Knowledge Universe API — populate Weaviate with scored, multi-source knowledge in one call

Title: Knowledge Universe API — populate Weaviate with scored, multi-source knowledge in one call

Hey Weaviate community,

I built Knowledge Universe API and wanted to share a pattern that might be useful for anyone building RAG pipelines on Weaviate.

The problem it solves: getting fresh, structured knowledge into your Weaviate collection without writing individual crawlers for every source.

One API call retrieves from arXiv, GitHub, Wikipedia, StackOverflow, HuggingFace, Semantic Scholar and 8 more official sources simultaneously. Every result is scored across 5 dimensions (content quality, freshness, pedagogical fit, trust, social proof) before it reaches you.

The Weaviate integration:

import weaviate
import requests

# 1. Get scored + embedded knowledge
response = requests.post(
    'YOUR_API_URL/v1/discover',
    json={
        'topic': 'vector search optimization',
        'output_format': 'embeddings'  # returns 384-dim vectors
    }
)

# 2. Upsert directly into Weaviate
client = weaviate.Client(WEAVIATE_URL)
with client.batch as batch:
    for item in response.json()['embeddings']:
        batch.add_data_object(
            data_object={
                'title': item['title'],
                'url': item['url'],
                'platform': item['source_platform'],
                'quality_score': item.get('quality_score', 0),
            },
            class_name='KnowledgeSource',
            vector=item['vector']
        )

You get pre-scored, multi-source knowledge in your vector store. Quality score is stored as metadata so you can filter by it at query time.

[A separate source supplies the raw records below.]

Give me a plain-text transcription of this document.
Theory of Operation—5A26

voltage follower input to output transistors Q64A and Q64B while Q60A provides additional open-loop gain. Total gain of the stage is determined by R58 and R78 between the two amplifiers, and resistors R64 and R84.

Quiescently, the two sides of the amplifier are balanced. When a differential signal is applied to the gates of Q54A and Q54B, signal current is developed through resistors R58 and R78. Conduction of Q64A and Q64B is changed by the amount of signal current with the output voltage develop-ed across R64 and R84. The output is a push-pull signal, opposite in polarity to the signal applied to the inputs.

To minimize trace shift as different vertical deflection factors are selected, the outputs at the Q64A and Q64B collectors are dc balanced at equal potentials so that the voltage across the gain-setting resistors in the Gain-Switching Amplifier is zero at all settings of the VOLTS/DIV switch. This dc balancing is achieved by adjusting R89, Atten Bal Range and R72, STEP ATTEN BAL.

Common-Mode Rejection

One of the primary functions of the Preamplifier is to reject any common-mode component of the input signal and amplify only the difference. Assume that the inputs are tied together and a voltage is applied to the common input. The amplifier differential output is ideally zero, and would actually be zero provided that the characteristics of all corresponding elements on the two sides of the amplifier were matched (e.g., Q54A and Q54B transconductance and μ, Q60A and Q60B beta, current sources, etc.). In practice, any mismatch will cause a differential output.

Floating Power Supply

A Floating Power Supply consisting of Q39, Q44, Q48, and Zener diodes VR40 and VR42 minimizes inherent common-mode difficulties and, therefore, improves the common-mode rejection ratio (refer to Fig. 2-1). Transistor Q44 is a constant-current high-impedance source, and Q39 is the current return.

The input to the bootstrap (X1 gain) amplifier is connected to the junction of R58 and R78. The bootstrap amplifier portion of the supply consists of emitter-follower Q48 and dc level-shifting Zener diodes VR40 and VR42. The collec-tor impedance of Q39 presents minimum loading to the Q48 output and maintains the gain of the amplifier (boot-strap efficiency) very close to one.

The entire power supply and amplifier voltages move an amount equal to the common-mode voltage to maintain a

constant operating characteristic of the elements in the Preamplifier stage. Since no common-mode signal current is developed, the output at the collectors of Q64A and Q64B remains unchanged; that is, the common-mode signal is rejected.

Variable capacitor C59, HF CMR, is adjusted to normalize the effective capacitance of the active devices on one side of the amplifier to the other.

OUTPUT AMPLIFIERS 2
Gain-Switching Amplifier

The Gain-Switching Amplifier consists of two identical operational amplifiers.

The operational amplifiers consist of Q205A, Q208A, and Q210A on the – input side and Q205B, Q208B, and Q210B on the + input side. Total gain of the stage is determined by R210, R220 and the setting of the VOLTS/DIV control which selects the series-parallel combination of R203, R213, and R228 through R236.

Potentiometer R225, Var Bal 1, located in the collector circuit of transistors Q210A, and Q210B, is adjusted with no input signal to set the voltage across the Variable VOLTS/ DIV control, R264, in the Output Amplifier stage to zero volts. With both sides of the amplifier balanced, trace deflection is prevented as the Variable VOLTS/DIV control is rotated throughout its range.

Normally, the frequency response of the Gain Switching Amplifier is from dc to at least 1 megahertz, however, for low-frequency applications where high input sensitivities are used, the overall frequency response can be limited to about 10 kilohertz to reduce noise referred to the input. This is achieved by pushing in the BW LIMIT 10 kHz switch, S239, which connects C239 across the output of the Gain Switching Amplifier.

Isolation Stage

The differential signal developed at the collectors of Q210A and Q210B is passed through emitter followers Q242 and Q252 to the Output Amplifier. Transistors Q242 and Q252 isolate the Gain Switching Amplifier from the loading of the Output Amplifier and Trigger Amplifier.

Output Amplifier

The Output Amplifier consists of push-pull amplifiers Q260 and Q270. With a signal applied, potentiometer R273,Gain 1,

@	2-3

Open source, MIT licensed: GitHub - VLSiddarth/Knowledge-Universe: "Find the best knowledge sources across the internet. For learning, research, and AI. 🌌" · GitHub
Free tier: 100 calls/month, no credit card.

Two questions for the community:

  1. Does the embedding schema above work well for your Weaviate setup, or would a different metadata structure be more useful?
  2. Are there knowledge sources you wish were covered that aren’t in the list above?

Happy to adjust the output format based on what actually fits Weaviate workflows.